Friday, October 4, 2024

Breakfast with Casanova

Paris, May 1920

A little bird had landed on the far edge of the table. Clearly, it was used to people and was on the lookout for biscuit crumbs and the like.

Rose became very still, holding her book on her lap, giving the little creature a chance to explore the surface of the table. The bird eyed her curiously, pecked at crumbs on the table, then flew away to a nearby tree.

 

Rose took a sip of her morning coffee before returning to her book.

It was The Memoirs of Jacques Casanova de Seingalt, volume three, translated by Arthur Machen, the author of the book The Great God Pan, and member of the Hermetic Order of the Golden Dawn.

On first reading, there had been a number of passages that had caught Rose’s interest. She reviewed them now. All involved Casanova’s experiences with a man known as Le Comte de Saint-Germain.

The most enjoyable dinner I had was with Madame de Gergi, who came with the famous adventurer, known by the name of the Count de St. Germain. This individual, instead of eating, talked from the beginning of the meal to the end, and I followed his example in one respect as I did not eat, but listened to him with the greatest attention. It may safely be said that as a conversationalist he was unequalled.

Further down the page,

This extraordinary man, intended by nature to be the king of impostors and quacks, would say in an easy, assured manner that he was three hundred years old, that he knew the secret of the Universal Medicine, that he possessed a mastery over nature, that he could melt diamonds, professing himself capable of forming, out of ten or twelve small diamonds, one large one of the finest water without any loss of weight. All this, he said, was a mere trifle to him. Notwithstanding his boastings, his bare-faced lies, and his manifold eccentricities, I cannot say I thought him offensive.

And later,

St. Germain often dined with the best society in the capital, but he never ate anything, saying that he was kept alive by mysterious food known only to himself.

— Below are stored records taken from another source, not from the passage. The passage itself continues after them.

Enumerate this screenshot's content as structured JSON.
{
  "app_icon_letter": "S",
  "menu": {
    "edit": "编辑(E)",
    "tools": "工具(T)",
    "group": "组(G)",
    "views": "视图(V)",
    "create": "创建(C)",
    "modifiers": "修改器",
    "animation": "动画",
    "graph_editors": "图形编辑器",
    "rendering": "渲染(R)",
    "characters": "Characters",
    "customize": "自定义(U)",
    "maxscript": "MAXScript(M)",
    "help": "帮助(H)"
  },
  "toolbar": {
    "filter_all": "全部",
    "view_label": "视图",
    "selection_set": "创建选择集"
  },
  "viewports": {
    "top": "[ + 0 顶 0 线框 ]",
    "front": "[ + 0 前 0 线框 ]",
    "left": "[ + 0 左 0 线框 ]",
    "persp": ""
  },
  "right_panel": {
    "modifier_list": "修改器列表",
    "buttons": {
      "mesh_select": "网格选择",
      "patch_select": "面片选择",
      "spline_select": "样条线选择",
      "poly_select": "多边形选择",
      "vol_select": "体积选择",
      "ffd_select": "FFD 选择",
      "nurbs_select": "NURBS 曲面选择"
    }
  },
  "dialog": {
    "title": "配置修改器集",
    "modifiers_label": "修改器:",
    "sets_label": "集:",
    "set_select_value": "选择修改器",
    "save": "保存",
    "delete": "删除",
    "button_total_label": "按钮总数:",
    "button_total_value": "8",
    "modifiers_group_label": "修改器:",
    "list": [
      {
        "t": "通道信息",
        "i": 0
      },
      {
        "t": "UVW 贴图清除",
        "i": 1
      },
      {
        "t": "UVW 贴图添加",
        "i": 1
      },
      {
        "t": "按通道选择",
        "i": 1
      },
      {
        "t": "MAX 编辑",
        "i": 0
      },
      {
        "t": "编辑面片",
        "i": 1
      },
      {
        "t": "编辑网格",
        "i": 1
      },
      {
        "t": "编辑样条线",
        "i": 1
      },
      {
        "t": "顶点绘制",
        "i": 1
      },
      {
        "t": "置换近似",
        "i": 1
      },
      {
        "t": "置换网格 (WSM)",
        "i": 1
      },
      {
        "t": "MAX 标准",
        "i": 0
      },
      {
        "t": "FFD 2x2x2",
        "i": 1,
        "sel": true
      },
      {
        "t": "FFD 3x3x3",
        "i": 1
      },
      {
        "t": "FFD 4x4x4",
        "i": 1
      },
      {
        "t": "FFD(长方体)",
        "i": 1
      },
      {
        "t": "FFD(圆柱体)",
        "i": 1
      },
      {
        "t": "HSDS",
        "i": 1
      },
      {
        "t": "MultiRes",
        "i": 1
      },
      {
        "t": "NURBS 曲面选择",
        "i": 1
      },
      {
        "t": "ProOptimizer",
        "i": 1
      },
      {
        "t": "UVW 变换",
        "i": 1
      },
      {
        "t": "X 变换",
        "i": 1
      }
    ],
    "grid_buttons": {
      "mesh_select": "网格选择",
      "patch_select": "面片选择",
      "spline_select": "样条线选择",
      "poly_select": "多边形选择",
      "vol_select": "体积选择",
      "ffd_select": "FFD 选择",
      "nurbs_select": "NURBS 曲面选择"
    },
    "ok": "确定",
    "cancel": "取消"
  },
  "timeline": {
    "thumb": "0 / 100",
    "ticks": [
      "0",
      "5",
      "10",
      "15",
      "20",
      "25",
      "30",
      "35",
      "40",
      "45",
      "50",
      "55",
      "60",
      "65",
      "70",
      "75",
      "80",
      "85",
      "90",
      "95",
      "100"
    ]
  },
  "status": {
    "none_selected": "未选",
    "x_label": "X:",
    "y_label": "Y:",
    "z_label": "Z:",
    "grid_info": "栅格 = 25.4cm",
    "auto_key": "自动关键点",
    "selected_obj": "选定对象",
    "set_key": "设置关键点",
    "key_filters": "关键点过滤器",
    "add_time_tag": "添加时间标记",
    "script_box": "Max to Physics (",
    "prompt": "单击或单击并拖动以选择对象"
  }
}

One soon got used to his eccentricities, but not to his wonderful flow of words which made him the soul of whatever company he was in.

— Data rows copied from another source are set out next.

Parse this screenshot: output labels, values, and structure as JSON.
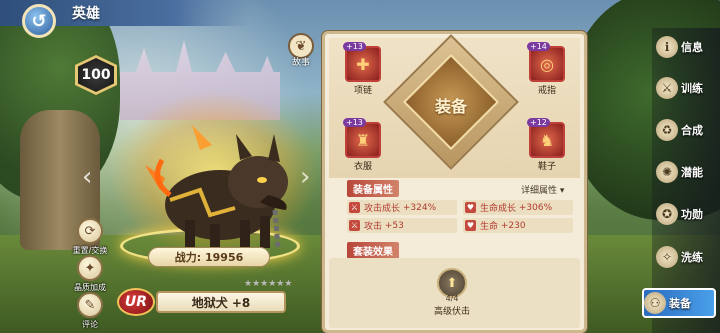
{
  "header": {
    "title": "英雄"
  },
  "hero": {
    "level": "100",
    "power": "战力: 19956",
    "name": "地狱犬 +8",
    "rarity": "UR",
    "stars": "★★★★★★"
  },
  "left_actions": {
    "story": "故事",
    "reset": "重置/交换",
    "talent": "晶质加成",
    "comment": "评论"
  },
  "equipment": {
    "center_label": "装备",
    "slots": [
      {
        "name": "项链",
        "level": "+13"
      },
      {
        "name": "戒指",
        "level": "+14"
      },
      {
        "name": "衣服",
        "level": "+13"
      },
      {
        "name": "鞋子",
        "level": "+12"
      }
    ]
  },
  "attributes": {
    "title": "装备属性",
    "detail": "详细属性",
    "items": [
      {
        "label": "攻击成长",
        "value": "+324%"
      },
      {
        "label": "生命成长",
        "value": "+306%"
      },
      {
        "label": "攻击",
        "value": "+53"
      },
      {
        "label": "生命",
        "value": "+230"
      }
    ]
  },
  "set": {
    "title": "套装效果",
    "count": "4/4",
    "name": "高级伏击"
  },
  "nav": [
    {
      "label": "信息"
    },
    {
      "label": "训练"
    },
    {
      "label": "合成"
    },
    {
      "label": "潜能"
    },
    {
      "label": "功勋"
    },
    {
      "label": "洗练"
    },
    {
      "label": "装备"
    }
  ]
}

Rose noted several characteristics of the Count.  He did not eat in public. He was a charming conversationalist. He claimed to have mastered life extension.

Casanova considered St. Germain to be a fraud. As Casanova was himself quite a rogue, perhaps he recognized the markings of a fellow swindler.  Rose wondered what really happened to those ten or twelve small diamonds.

She took a bite from her croissant. These were curious observations, nevertheless. She reflected, there may be some benefit in a close examination of Le Comte de Saint-Germain.